Catching up…

Who has time to write??? I’ve been blogging over at mom-blog just to share and unload, but other kinds of writing have drifted off.

I went to a Casting Crowns concert by FAT CHANCE last week, and have decided that some of the purpose of divinely ending up there was to convince me I need to start writing poetry again. Ya know, like divine worthy stuff. It’s on the mull-it-over machine in my brain right now.

I’m thinking of taking a class at writers.com this January or February. If you know a good class there to get your engine started, let me know. Or pick from the list I’ve narrowed down for myself:

I look forward to some ideas or suggestions in your comments!

I’ve added a new category, mostly as a book mark to me: see it at left entitled “Book recommendation sites”.  Enjoy.

studying lit

Not long ago, I was reading a book review over at my friend Katrina’s site and I realized that I think I need to study literature.  She was describing a recently written novel that pays homage to Victorian Literature and post modernism, which sounded JUST like my cup of tea.
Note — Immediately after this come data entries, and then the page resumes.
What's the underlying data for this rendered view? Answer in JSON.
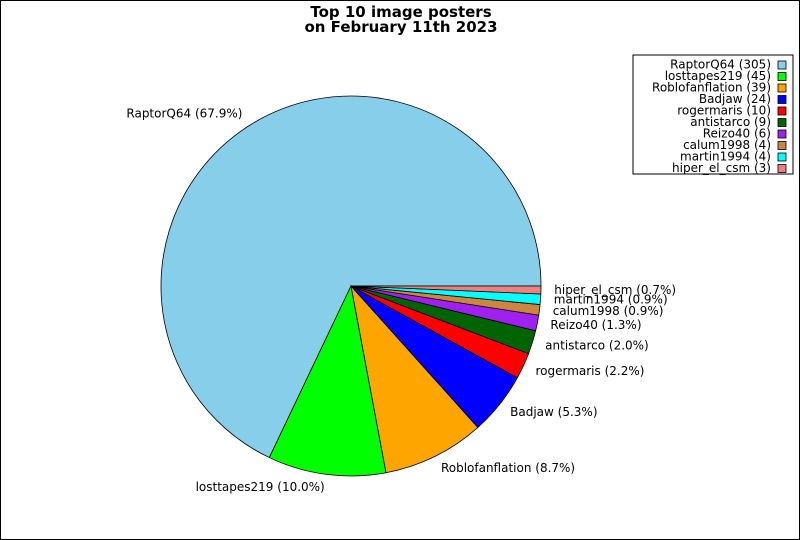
{
  "chart_data": {
    "type": "pie",
    "title": [
      "Top 10 image posters",
      "on February 11th 2023"
    ],
    "legend_position": "top-right",
    "slices": [
      {
        "name": "RaptorQ64",
        "value": 305,
        "percent": "67.9%",
        "color": "#87ceeb"
      },
      {
        "name": "losttapes219",
        "value": 45,
        "percent": "10.0%",
        "color": "#00ff00"
      },
      {
        "name": "Roblofanflation",
        "value": 39,
        "percent": "8.7%",
        "color": "#ffa500"
      },
      {
        "name": "Badjaw",
        "value": 24,
        "percent": "5.3%",
        "color": "#0000ff"
      },
      {
        "name": "rogermaris",
        "value": 10,
        "percent": "2.2%",
        "color": "#ff0000"
      },
      {
        "name": "antistarco",
        "value": 9,
        "percent": "2.0%",
        "color": "#006400"
      },
      {
        "name": "Reizo40",
        "value": 6,
        "percent": "1.3%",
        "color": "#a020f0"
      },
      {
        "name": "calum1998",
        "value": 4,
        "percent": "0.9%",
        "color": "#cd853f"
      },
      {
        "name": "martin1994",
        "value": 4,
        "percent": "0.9%",
        "color": "#00ffff"
      },
      {
        "name": "hiper_el_csm",
        "value": 3,
        "percent": "0.7%",
        "color": "#f08080"
      }
    ]
  }
}
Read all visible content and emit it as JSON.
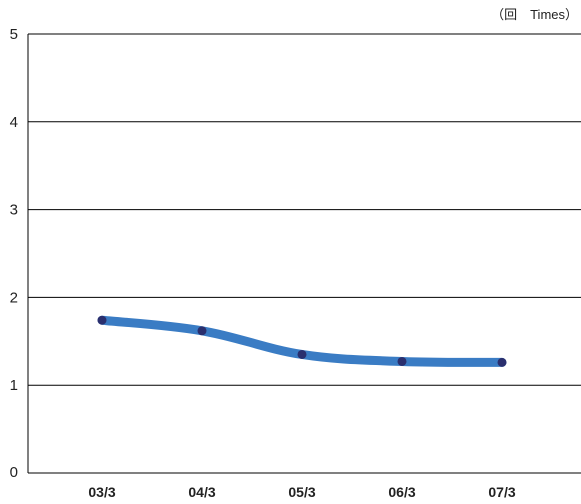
{
  "unit_label": "（回　Times）",
  "colors": {
    "line": "#3a7cc4",
    "marker": "#2a2f6e",
    "grid": "#000000"
  },
  "chart_data": {
    "type": "line",
    "title": "",
    "xlabel": "",
    "ylabel": "",
    "unit": "（回　Times）",
    "categories": [
      "03/3",
      "04/3",
      "05/3",
      "06/3",
      "07/3"
    ],
    "series": [
      {
        "values": [
          1.74,
          1.62,
          1.35,
          1.27,
          1.26
        ]
      }
    ],
    "ylim": [
      0,
      5
    ],
    "yticks": [
      0,
      1,
      2,
      3,
      4,
      5
    ],
    "grid": true,
    "legend": "none"
  }
}
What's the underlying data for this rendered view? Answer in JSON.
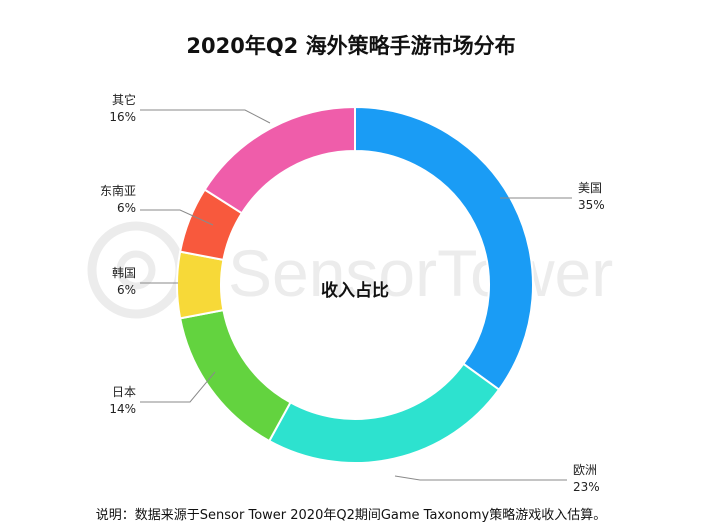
{
  "chart_data": {
    "type": "pie",
    "title": "2020年Q2 海外策略手游市场分布",
    "center_label": "收入占比",
    "slices": [
      {
        "label": "美国",
        "value": 35,
        "value_label": "35%",
        "color": "#1a9cf5"
      },
      {
        "label": "欧洲",
        "value": 23,
        "value_label": "23%",
        "color": "#2de2cf"
      },
      {
        "label": "日本",
        "value": 14,
        "value_label": "14%",
        "color": "#63d33f"
      },
      {
        "label": "韩国",
        "value": 6,
        "value_label": "6%",
        "color": "#f7d938"
      },
      {
        "label": "东南亚",
        "value": 6,
        "value_label": "6%",
        "color": "#f8593d"
      },
      {
        "label": "其它",
        "value": 16,
        "value_label": "16%",
        "color": "#ef5daa"
      }
    ],
    "legend": "none"
  },
  "watermark": "SensorTower",
  "footnote": "说明：数据来源于Sensor Tower 2020年Q2期间Game Taxonomy策略游戏收入估算。"
}
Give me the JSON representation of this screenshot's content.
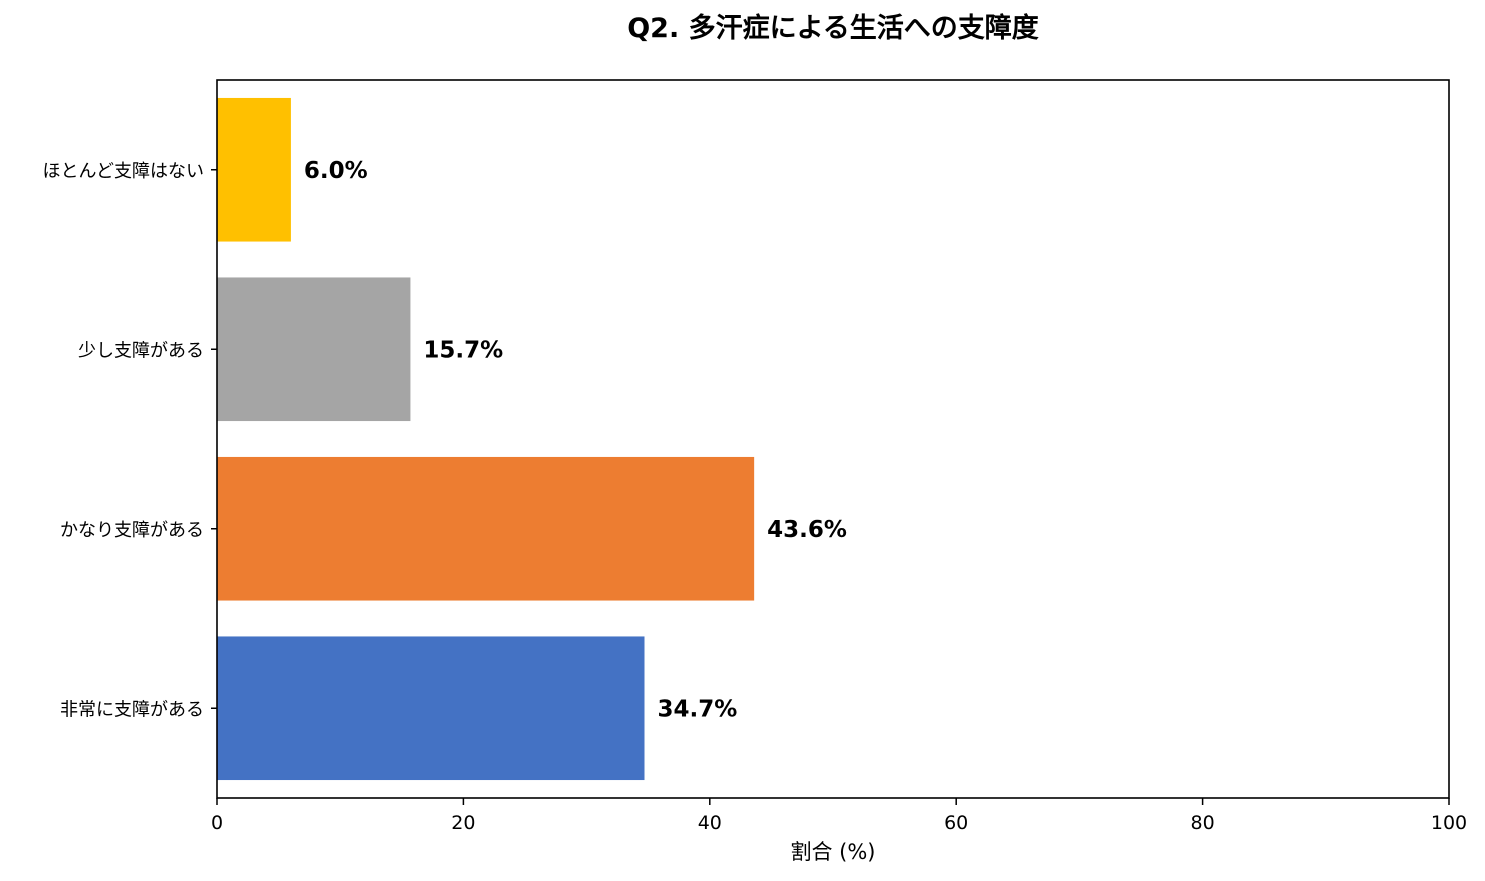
{
  "chart_data": {
    "type": "bar",
    "orientation": "horizontal",
    "title": "Q2. 多汗症による生活への支障度",
    "xlabel": "割合 (%)",
    "ylabel": "",
    "xlim": [
      0,
      100
    ],
    "xticks": [
      "0",
      "20",
      "40",
      "60",
      "80",
      "100"
    ],
    "categories": [
      "ほとんど支障はない",
      "少し支障がある",
      "かなり支障がある",
      "非常に支障がある"
    ],
    "values": [
      6.0,
      15.7,
      43.6,
      34.7
    ],
    "data_labels": [
      "6.0%",
      "15.7%",
      "43.6%",
      "34.7%"
    ],
    "colors": [
      "#FFC000",
      "#A5A5A5",
      "#ED7D31",
      "#4472C4"
    ],
    "grid": false,
    "legend": "none"
  }
}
She remarked that the ending was not resolved and that a careful reader can posit one.  Careless readers will miss subtle clues throughout.

Well, I think that once upon a time, maybe 20 years ago, I was a careful reader.  Or maybe not.  I did a VERY brief stint in Columbia University once, and they forced me to retake College English II (maybe it’s now called College Comp II, it’s your intro to lit course).  I was fuming because I’d taken as many English courses at my technical college as I could and aced them all, and this one course…  Let’s just say my kept DROPPING every week.  I always have said that it felt like the entire class was taking another class together and knew things I didn’t.  (Perhaps their English I???? Hm, never occured to me.)  Anyhow, it put me off of lit courses for good - this from the girl who had taken Honors English for 4 years of high school and won an award -for studying classics like “Siddhartha”.

OK, so it may be that my ego wanted that memory.  But I have since that time become a careless reader.  The pleasure was SUCKED OUT of my favorite thing to do in life (reading) and  perhaps even a part of me skimmed over the concept that literature could have value.  I’ve even read my share of literature on my own but I sacrifice all deeper meaning to the pleasure of the story.

So now I have it in my head that perhaps I need to learn to study literature.  I also have it in my head that this will buoy up my writing.  I do not have time for careful reading, but returning to school - well, one of these days anyway - that will do the trick.

Maybe.

I’m a non-literary literary writer

I’ve started reading How to Become a Famous Writer Before You’re Dead: Your Words in Print and Your Name in Lightsby Ariel Gore which I’m absolutely loving, and she exhorts us as writers to embrace our faults and go forth and celebrate them.

So I confess here and now I am officially a non-literary literary writer. I’m intelligent and can read anything, EXCEPT dull stories. This all began in high school. I was, as mentioned before, an avid reader, but something happened when I got into high school in the 9th grade (it was Catholic private school). The books they gave us to read were no longer interesting but important. And one day, I was forced to read “Ethan Frome”.

Don’t ask me why. This is one piece of classical literature I’ve never heard mentioned ever since the 10th grade. So there I was, 15 years old and shopping for cliff notes. I was a straight A, honor role, honor society, advanced class kid and I believed cliff notes to be cheating. (They didn’t even have the yellow Cliff version, only the cheezy red, 2nd class brand.)

The thing was, I read EF - or tried to. After 10 pages, I had no idea what I was reading and started again. And again. And then said, fuck it! and bought the cliffies.

Somehow I got a 90 on the test, because I gotta tell ya, even the damn cliff notes were boring.

Which is not to say that all literature is boring. I liked the Scarlet Letter (story about a hussy in a time when they were taboo), and I love Shakespeare (all that blood, and violence, and madness, and suicide!). Crucible was good too (evil children), and Jane Eyre was ok, but I do have passion for Jane Austen (early feminism). As an adult, I’ve tried to catch up. Les Miserables was miserable. Atlas Shrugged was great except for the 9000 pages of philosophy in the middle. Anna Karenina just made me want to drink, and don’t get me started on the 7?9? times I tried to get past page 100 in the Brothers Karamazov.

BUT I adore GOOD literary fiction. And I’ve found a truth: just because it’s old and studied in school doesn’t necessary make it relevant to my life. That list of books I have on this site? There all fairly lit. And yet, if I had a dollar for every time I heard that you can’t be a good writer without being well-read - meaning those ancient texts that have nothing to say or relate anymore - then I’d be quite wealthy.